On the other hand, the 13 per cent offer is something short of the ATM cash machine promised by Senator O'Toole. Teachers may have fared better than most other sectors from the process, but 13 per cent is some distance from the expectations of teachers even a year ago.

But the changing economic backdrop has reduced these expectations and perhaps weakened the stomach for battle among teachers. The changing mood was evident recently when over 87 per cent of TUI members voted to back the Government's revised offer on supervision payments.

One ASTI hardliner admits he was stunned by this vote from a traditionally militant union. Teachers, he said, appeared to be settling for a quiet life again.

Even before the report is published today, there are already signals that the INTO and the TUI are ready to cut a deal. The TUI's wily general secretary, Mr Jim Dorney, said yesterday the union's decision to co-operate with benchmarking had been fully vindicated. The body, he said, had acknowledged how teachers' pay had fallen behind. The new general secretary of the INTO, Mr John Carr, was also cautiously optimistic.

For both unions the key issue now will be the phasing-in of the new deal. The Government is already committed to paying 25 per cent of the award from last December. It would like to delay full payment until 2004, but the speedy implementation of the Buckley review findings for the most senior ranks of the public service will not help its case.

Both the INTO and the TUI will not be slow to remind the Government that they risked a great deal by staying within the partnership tent and signing up to benchmarking while the ASTI closed schools and cut up rough outside it.

Both the TUI and the INTO believe it is now payback time. If the Government agrees to the swift implementation of the 13 per cent. both unions are likely to recommend acceptance of the offer to members in separate ballots in the autumn.

Sources in both unions were anxious to talk up the deal yesterday. One said: "Teachers have got 13 per cent from benchmarking, 22 per cent from the national pay deal, up to 3 per cent from the new supervision offer plus the tax cuts of recent years. By any standards we have done well despite all the commotion from the ASTI."

Which brings us to the ASTI itself. The union famously opted out of benchmarking and has consistently refused to have any truck with the process. The new leadership of the union, the incoming president, Mr P.J. Sheehy and vice-president, Mr Pat Cahill, have been ferocious critics of benchmarking. Both have been critical of their own general secretary, Mr Charlie Lennon, and his more measured approach to pay negotiations.

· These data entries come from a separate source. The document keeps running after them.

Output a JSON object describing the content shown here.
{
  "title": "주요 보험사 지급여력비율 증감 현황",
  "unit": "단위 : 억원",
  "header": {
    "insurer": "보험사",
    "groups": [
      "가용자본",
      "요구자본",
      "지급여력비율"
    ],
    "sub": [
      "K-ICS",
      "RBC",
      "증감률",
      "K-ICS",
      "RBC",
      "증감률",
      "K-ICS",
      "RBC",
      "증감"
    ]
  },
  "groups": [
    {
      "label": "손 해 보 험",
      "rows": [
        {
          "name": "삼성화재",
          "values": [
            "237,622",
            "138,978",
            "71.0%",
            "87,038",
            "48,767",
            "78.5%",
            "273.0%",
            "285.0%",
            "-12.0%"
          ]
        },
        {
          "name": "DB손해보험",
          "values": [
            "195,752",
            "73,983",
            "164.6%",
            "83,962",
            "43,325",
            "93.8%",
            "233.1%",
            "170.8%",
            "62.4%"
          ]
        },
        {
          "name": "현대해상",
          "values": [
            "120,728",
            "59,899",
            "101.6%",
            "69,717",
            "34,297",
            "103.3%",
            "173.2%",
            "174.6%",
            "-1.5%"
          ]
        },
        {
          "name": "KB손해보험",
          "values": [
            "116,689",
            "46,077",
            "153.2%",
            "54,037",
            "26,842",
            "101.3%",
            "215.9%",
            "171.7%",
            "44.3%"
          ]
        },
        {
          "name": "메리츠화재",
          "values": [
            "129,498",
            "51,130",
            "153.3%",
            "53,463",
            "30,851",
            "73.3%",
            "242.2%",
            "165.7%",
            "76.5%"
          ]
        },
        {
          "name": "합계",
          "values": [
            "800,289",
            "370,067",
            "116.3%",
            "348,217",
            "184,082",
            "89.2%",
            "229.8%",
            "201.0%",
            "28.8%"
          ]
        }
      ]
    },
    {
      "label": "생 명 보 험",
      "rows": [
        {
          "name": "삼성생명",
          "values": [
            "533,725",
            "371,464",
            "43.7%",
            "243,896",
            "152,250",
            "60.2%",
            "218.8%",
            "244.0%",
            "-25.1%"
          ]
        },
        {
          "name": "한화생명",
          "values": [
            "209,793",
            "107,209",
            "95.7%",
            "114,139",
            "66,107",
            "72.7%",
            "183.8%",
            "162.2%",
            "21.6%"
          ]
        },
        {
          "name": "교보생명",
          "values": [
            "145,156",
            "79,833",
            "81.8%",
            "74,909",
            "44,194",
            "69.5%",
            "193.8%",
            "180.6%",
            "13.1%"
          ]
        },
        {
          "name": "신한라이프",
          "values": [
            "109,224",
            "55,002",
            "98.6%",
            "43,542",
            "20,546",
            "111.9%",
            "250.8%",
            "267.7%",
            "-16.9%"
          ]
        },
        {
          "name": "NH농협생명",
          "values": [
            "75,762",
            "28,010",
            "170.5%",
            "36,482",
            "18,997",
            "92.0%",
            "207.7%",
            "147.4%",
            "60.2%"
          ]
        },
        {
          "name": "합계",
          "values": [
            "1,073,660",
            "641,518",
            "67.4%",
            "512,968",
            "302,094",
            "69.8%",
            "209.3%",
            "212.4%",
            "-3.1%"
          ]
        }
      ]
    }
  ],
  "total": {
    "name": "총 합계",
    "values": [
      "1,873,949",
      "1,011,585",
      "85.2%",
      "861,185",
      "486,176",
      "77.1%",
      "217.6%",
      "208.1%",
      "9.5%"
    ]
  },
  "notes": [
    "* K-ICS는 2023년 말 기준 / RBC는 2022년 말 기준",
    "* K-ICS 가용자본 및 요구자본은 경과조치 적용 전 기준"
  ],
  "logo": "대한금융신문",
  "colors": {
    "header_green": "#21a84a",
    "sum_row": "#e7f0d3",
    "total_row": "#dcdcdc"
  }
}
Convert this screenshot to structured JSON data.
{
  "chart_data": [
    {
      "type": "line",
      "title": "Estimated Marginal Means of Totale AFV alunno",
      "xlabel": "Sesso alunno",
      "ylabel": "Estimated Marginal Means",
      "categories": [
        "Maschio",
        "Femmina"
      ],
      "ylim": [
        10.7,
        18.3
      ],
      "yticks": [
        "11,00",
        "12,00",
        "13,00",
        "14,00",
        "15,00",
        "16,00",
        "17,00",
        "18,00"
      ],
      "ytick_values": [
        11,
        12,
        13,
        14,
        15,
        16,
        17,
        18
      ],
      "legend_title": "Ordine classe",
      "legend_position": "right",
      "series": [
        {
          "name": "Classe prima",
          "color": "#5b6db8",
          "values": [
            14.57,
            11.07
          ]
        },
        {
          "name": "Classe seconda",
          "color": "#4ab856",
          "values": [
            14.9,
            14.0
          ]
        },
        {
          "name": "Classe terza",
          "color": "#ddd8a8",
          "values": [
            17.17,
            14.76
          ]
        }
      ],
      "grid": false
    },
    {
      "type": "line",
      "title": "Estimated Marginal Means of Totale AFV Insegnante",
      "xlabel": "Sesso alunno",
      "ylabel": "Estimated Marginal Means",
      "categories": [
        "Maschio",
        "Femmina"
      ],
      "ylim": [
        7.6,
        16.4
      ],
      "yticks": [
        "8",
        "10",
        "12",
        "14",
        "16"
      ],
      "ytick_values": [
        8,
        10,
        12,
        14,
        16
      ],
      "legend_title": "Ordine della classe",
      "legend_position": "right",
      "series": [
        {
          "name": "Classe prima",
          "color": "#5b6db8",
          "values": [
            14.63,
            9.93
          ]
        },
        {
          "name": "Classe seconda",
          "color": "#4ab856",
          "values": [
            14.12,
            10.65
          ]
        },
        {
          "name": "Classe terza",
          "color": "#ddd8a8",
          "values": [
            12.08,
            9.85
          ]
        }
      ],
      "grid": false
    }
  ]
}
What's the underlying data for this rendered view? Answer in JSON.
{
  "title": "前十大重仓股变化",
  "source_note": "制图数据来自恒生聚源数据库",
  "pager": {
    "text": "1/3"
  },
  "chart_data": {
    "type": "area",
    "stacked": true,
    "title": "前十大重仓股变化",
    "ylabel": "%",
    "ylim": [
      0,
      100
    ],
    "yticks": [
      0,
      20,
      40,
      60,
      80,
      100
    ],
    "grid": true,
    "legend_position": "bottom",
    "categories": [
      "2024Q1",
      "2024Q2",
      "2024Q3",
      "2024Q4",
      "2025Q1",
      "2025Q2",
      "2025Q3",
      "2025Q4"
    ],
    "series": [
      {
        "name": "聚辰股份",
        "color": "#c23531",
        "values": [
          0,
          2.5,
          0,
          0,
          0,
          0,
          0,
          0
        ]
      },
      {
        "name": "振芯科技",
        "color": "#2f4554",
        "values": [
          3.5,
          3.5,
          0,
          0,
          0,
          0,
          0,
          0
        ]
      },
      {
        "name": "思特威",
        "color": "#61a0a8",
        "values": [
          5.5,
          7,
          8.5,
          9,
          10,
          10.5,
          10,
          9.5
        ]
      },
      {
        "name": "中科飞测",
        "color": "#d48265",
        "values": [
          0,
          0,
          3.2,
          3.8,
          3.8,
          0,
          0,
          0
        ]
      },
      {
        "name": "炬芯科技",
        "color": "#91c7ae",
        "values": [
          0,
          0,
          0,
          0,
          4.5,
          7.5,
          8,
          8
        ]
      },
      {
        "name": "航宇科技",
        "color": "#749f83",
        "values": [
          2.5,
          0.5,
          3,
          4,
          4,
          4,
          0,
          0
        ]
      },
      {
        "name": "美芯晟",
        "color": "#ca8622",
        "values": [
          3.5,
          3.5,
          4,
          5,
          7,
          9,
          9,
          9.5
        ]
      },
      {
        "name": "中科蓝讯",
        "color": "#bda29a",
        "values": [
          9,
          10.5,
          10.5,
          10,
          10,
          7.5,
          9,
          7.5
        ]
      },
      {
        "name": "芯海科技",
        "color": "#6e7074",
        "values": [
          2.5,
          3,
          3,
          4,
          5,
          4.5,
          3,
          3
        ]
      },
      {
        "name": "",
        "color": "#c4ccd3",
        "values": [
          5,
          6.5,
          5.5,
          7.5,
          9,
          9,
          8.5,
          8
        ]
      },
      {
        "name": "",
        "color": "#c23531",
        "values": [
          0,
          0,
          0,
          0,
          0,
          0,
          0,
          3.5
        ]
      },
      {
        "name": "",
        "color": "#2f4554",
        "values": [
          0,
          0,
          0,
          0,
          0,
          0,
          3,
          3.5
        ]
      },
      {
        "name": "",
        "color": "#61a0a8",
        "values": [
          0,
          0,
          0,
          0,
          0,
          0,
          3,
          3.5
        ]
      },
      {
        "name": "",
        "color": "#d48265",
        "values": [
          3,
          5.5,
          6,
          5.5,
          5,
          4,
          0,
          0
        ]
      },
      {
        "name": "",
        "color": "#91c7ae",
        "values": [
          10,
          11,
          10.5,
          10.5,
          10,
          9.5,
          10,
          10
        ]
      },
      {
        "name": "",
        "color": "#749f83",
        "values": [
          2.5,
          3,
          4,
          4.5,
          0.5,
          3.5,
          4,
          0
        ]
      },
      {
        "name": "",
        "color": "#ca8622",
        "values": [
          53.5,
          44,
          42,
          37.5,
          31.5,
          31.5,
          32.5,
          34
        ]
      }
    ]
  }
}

The new leadership now needs to address some awkward questions. Is it ready to back strike action to secure more than 13 per cent? Is there any realistic hope that the re-elected Government will give in to its demand, especially given the state of the public finances? Will its members back a new wave of disruption in the autumn? Will the union itself come under grassroots pressure to put the benchmarking offer to a ballot of its own members?